Most of the time, doctors can’t tell what causes a brain tumor. There are only a few known risk factors for brain tumors in adults.

  • Exposure to radiation. Children who receive radiation to the head have a higher risk of developing a brain tumor as adults.
  • Family history. Some brain tumors are linked to certain rare genetic conditions such as neurofibromatosis or Li-Fraumeni syndrome.
  • Age. People between ages 65 and 79 make up the population most likely to be diagnosed with a brain tumor.
  • No history of chickenpox. One study has found that people who had chickenpox are less likely to get gliomas.

To diagnose a brain tumor, your doctor will start by asking questions about your symptoms, overall health, and family health history. Then they’ll do a physical exam, including a neurological exam. If there's reason to suspect a brain tumor, the doctor may request one or more of the following tests:

  • Imaging studies like a CT scan or MRI to see detailed images of the brain
  • Angiogram or MRA, which use dye and X-rays of blood vessels in the brain to look for signs of a tumor or abnormal blood vessels

The doctor may also ask for a biopsy to see if the tumor is cancer. They’ll remove a tissue sample from your brain. They might do it during surgery to remove the tumor. Or they could insert a needle through a small hole drilled into your skull. They’ll send the sample to a lab for testing.

Your doctor will consider several things in deciding how to treat your brain tumor, including:

  • Location of the tumor
  • Size of the tumor
  • Type of tumor
  • Whether the tumor has spread
  • Your overall health
  • Potential complications

Surgery to remove the tumor is typically the first option once a brain tumor has been diagnosed. But some tumors can't be surgically removed because of their location in the brain. In those cases, chemotherapy and radiation therapy may be options for killing and shrinking the tumor.
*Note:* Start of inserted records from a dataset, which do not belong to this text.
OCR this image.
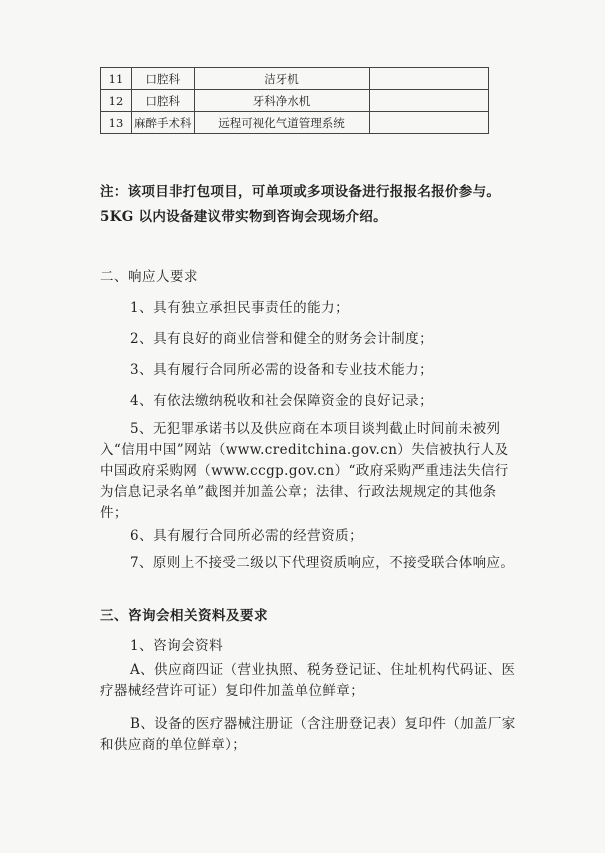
11	口腔科	洁牙机	
12	口腔科	牙科净水机	
13	麻醉手术科	远程可视化气道管理系统	
注：该项目非打包项目，可单项或多项设备进行报报名报价参与。5KG 以内设备建议带实物到咨询会现场介绍。
二、响应人要求
1、具有独立承担民事责任的能力；
2、具有良好的商业信誉和健全的财务会计制度；
3、具有履行合同所必需的设备和专业技术能力；
4、有依法缴纳税收和社会保障资金的良好记录；
5、无犯罪承诺书以及供应商在本项目谈判截止时间前未被列入“信用中国”网站（www.creditchina.gov.cn）失信被执行人及中国政府采购网（www.ccgp.gov.cn）“政府采购严重违法失信行为信息记录名单”截图并加盖公章；法律、行政法规规定的其他条件；
6、具有履行合同所必需的经营资质；
7、原则上不接受二级以下代理资质响应，不接受联合体响应。
三、咨询会相关资料及要求
1、咨询会资料
A、供应商四证（营业执照、税务登记证、住址机构代码证、医疗器械经营许可证）复印件加盖单位鲜章；
B、设备的医疗器械注册证（含注册登记表）复印件（加盖厂家和供应商的单位鲜章）；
Sometimes you’ll get chemotherapy or radiation after surgery to kill any remaining cancer cells. Your doctor may treat tumors that are deep in the brain or in areas that are difficult to reach with gamma knife therapy, a form of highly focused radiation therapy.

Because treatment for cancer can damage healthy tissue, you should talk about possible long-term effects of whatever treatment is being used with your doctor. They can explain the risk and the possibility of losing certain faculties. The doctor can also explain the importance of planning for rehabilitation following treatment. Rehabilitation could involve working with several different therapists, such as:

  • Physical therapists to regain strength and balance
  • Speech therapists for help with speaking, expressing thoughts, or swallowing
  • Occupational therapist to help manage daily activities such as using the bathroom, bathing, and dressing

If you were recently diagnosed with a brain tumor, ask your doctor these questions at your next visit.
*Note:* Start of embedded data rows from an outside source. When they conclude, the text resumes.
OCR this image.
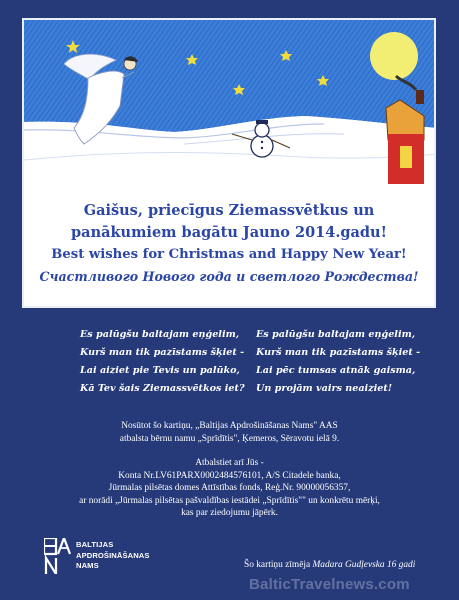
Gaišus, priecīgus Ziemassvētkus un
panākumiem bagātu Jauno 2014.gadu!
Best wishes for Christmas and Happy New Year!
Счастливого Нового года и светлого Рождества!
Es palūgšu baltajam eņģelim,
Kurš man tik pazīstams šķiet -
Lai aiziet pie Tevis un palūko,
Kā Tev šais Ziemassvētkos iet?
Es palūgšu baltajam eņģelim,
Kurš man tik pazīstams šķiet -
Lai pēc tumsas atnāk gaisma,
Un projām vairs neaiziet!
Nosūtot šo kartiņu, „Baltijas Apdrošināšanas Nams" AAS
atbalsta bērnu namu „Sprīdītis", Ķemeros, Sēravotu ielā 9.
Atbalstiet arī Jūs -
Konta Nr.LV61PARX0002484576101, A/S Citadele banka,
Jūrmalas pilsētas domes Attīstības fonds, Reģ.Nr. 90000056357,
ar norādi „Jūrmalas pilsētas pašvaldības iestādei „Sprīdītis"" un konkrētu mērķi,
kas par ziedojumu jāpērk.
BALTIJAS
APDROŠINĀŠANAS
NAMS	Šo kartiņu zīmēja Madara Gudļevska 16 gadi
BalticTravelnews.com
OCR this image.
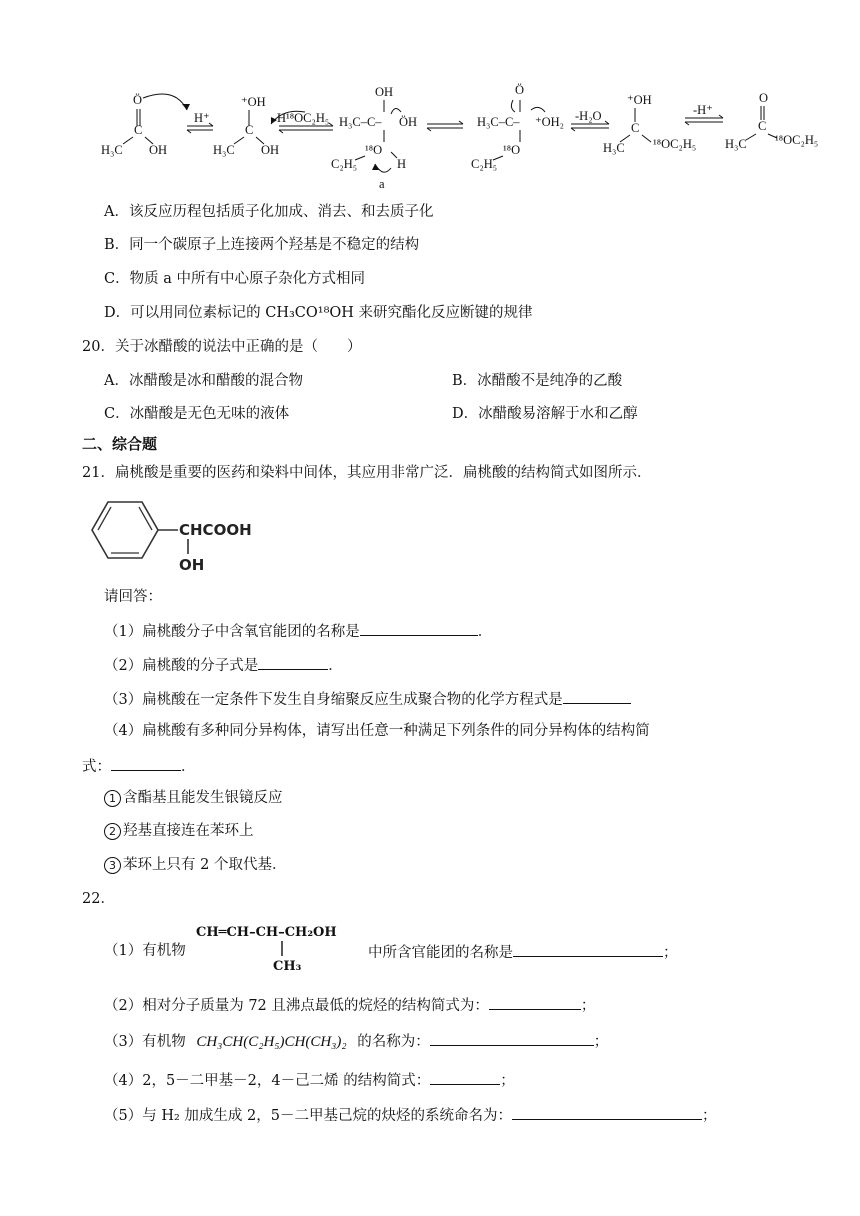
Ö
C
H₃C OH
H⁺
⁺OH
C
H₃C OH
H¹⁸OC₂H₅
OH
H₃C–C– ÖH
¹⁸O
C₂H₅	H
a
Ö
H₃C–C– ⁺OH₂
¹⁸O
C₂H₅
-H₂O
⁺OH
C
H₃C ¹⁸OC₂H₅
-H⁺
O
C
H₃C ¹⁸OC₂H₅
A．该反应历程包括质子化加成、消去、和去质子化
B．同一个碳原子上连接两个羟基是不稳定的结构
C．物质 a 中所有中心原子杂化方式相同
D．可以用同位素标记的 CH₃CO¹⁸OH 来研究酯化反应断键的规律
20．关于冰醋酸的说法中正确的是（　　）
A．冰醋酸是冰和醋酸的混合物	B．冰醋酸不是纯净的乙酸
C．冰醋酸是无色无味的液体	D．冰醋酸易溶解于水和乙醇
二、综合题
21．扁桃酸是重要的医药和染料中间体，其应用非常广泛．扁桃酸的结构简式如图所示．
CHCOOH
OH
请回答：
（1）扁桃酸分子中含氧官能团的名称是	．
（2）扁桃酸的分子式是	．
（3）扁桃酸在一定条件下发生自身缩聚反应生成聚合物的化学方程式是
（4）扁桃酸有多种同分异构体，请写出任意一种满足下列条件的同分异构体的结构简
式：	．
1 含酯基且能发生银镜反应
2 羟基直接连在苯环上
3 苯环上只有 2 个取代基．
22．
（1）有机物
CH═CH–CH–CH₂OH
CH₃
中所含官能团的名称是	；
（2）相对分子质量为 72 且沸点最低的烷烃的结构简式为：	；
（3）有机物 CH₃CH(C₂H₅)CH(CH₃)₂ 的名称为：	；
（4）2，5－二甲基－2，4－己二烯 的结构简式：	；
（5）与 H₂ 加成生成 2，5－二甲基己烷的炔烃的系统命名为：	；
1. What type of brain tumor do I have, and what is its grade?

2. What are the symptoms of brain cancer?

3. Which part of my brain is affected by the tumor and what does this region of the brain do?
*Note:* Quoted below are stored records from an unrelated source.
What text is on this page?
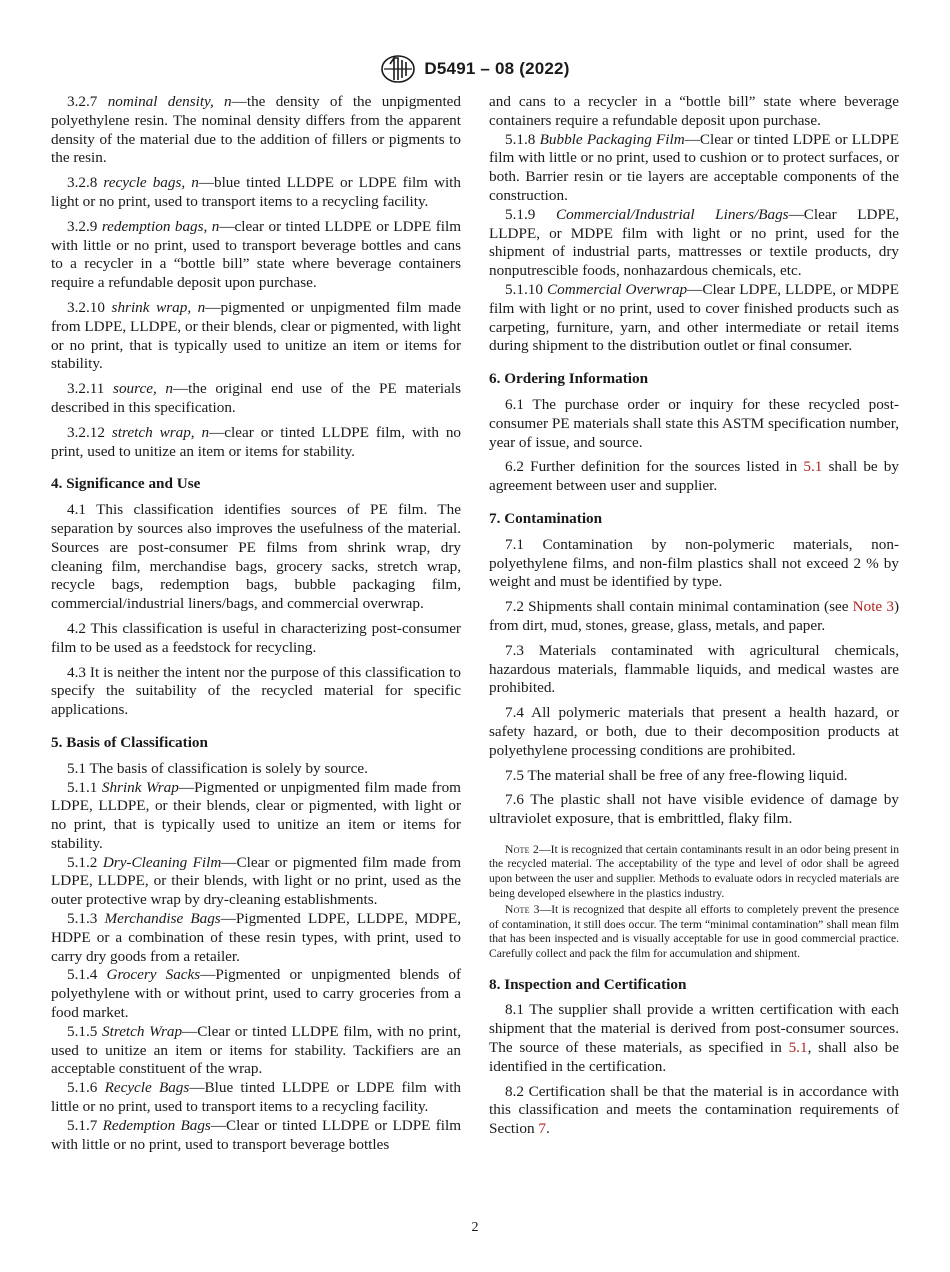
D5491 – 08 (2022)

3.2.7 nominal density, n—the density of the unpigmented polyethylene resin. The nominal density differs from the apparent density of the material due to the addition of fillers or pigments to the resin.

3.2.8 recycle bags, n—blue tinted LLDPE or LDPE film with light or no print, used to transport items to a recycling facility.

3.2.9 redemption bags, n—clear or tinted LLDPE or LDPE film with little or no print, used to transport beverage bottles and cans to a recycler in a “bottle bill” state where beverage containers require a refundable deposit upon purchase.

3.2.10 shrink wrap, n—pigmented or unpigmented film made from LDPE, LLDPE, or their blends, clear or pigmented, with light or no print, that is typically used to unitize an item or items for stability.

3.2.11 source, n—the original end use of the PE materials described in this specification.

3.2.12 stretch wrap, n—clear or tinted LLDPE film, with no print, used to unitize an item or items for stability.

4. Significance and Use

4.1 This classification identifies sources of PE film. The separation by sources also improves the usefulness of the material. Sources are post-consumer PE films from shrink wrap, dry cleaning film, merchandise bags, grocery sacks, stretch wrap, recycle bags, redemption bags, bubble packaging film, commercial/industrial liners/bags, and commercial overwrap.

4.2 This classification is useful in characterizing post-consumer film to be used as a feedstock for recycling.

4.3 It is neither the intent nor the purpose of this classification to specify the suitability of the recycled material for specific applications.

5. Basis of Classification

5.1 The basis of classification is solely by source.

5.1.1 Shrink Wrap—Pigmented or unpigmented film made from LDPE, LLDPE, or their blends, clear or pigmented, with light or no print, that is typically used to unitize an item or items for stability.

5.1.2 Dry-Cleaning Film—Clear or pigmented film made from LDPE, LLDPE, or their blends, with light or no print, used as the outer protective wrap by dry-cleaning establishments.

5.1.3 Merchandise Bags—Pigmented LDPE, LLDPE, MDPE, HDPE or a combination of these resin types, with print, used to carry dry goods from a retailer.

5.1.4 Grocery Sacks—Pigmented or unpigmented blends of polyethylene with or without print, used to carry groceries from a food market.

5.1.5 Stretch Wrap—Clear or tinted LLDPE film, with no print, used to unitize an item or items for stability. Tackifiers are an acceptable constituent of the wrap.

5.1.6 Recycle Bags—Blue tinted LLDPE or LDPE film with little or no print, used to transport items to a recycling facility.

5.1.7 Redemption Bags—Clear or tinted LLDPE or LDPE film with little or no print, used to transport beverage bottles

and cans to a recycler in a “bottle bill” state where beverage containers require a refundable deposit upon purchase.

5.1.8 Bubble Packaging Film—Clear or tinted LDPE or LLDPE film with little or no print, used to cushion or to protect surfaces, or both. Barrier resin or tie layers are acceptable components of the construction.

5.1.9 Commercial/Industrial Liners/Bags—Clear LDPE, LLDPE, or MDPE film with light or no print, used for the shipment of industrial parts, mattresses or textile products, dry nonputrescible foods, nonhazardous chemicals, etc.

5.1.10 Commercial Overwrap—Clear LDPE, LLDPE, or MDPE film with light or no print, used to cover finished products such as carpeting, furniture, yarn, and other intermediate or retail items during shipment to the distribution outlet or final consumer.

6. Ordering Information

6.1 The purchase order or inquiry for these recycled post-consumer PE materials shall state this ASTM specification number, year of issue, and source.

6.2 Further definition for the sources listed in 5.1 shall be by agreement between user and supplier.

7. Contamination

7.1 Contamination by non-polymeric materials, non-polyethylene films, and non-film plastics shall not exceed 2 % by weight and must be identified by type.

7.2 Shipments shall contain minimal contamination (see Note 3) from dirt, mud, stones, grease, glass, metals, and paper.

7.3 Materials contaminated with agricultural chemicals, hazardous materials, flammable liquids, and medical wastes are prohibited.

7.4 All polymeric materials that present a health hazard, or safety hazard, or both, due to their decomposition products at polyethylene processing conditions are prohibited.

7.5 The material shall be free of any free-flowing liquid.

7.6 The plastic shall not have visible evidence of damage by ultraviolet exposure, that is embrittled, flaky film.

Note 2—It is recognized that certain contaminants result in an odor being present in the recycled material. The acceptability of the type and level of odor shall be agreed upon between the user and supplier. Methods to evaluate odors in recycled materials are being developed elsewhere in the plastics industry.

Note 3—It is recognized that despite all efforts to completely prevent the presence of contamination, it still does occur. The term “minimal contamination” shall mean film that has been inspected and is visually acceptable for use in good commercial practice. Carefully collect and pack the film for accumulation and shipment.

8. Inspection and Certification

8.1 The supplier shall provide a written certification with each shipment that the material is derived from post-consumer sources. The source of these materials, as specified in 5.1, shall also be identified in the certification.

8.2 Certification shall be that the material is in accordance with this classification and meets the contamination requirements of Section 7.

2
4. Will it be possible to surgically remove my tumor?

5. If you can't surgically remove the tumor, will I need other treatments such as chemotherapy or radiotherapy after surgery?

6. What are the possible side effects of these therapies?

7. Who might my treatment team include, and for how long will I continue to see them?

8. Are there alternative treatments for my condition?

9. Will there be any lasting problems from this disease or its treatment?

10. Are there any support groups in the area that I can contact?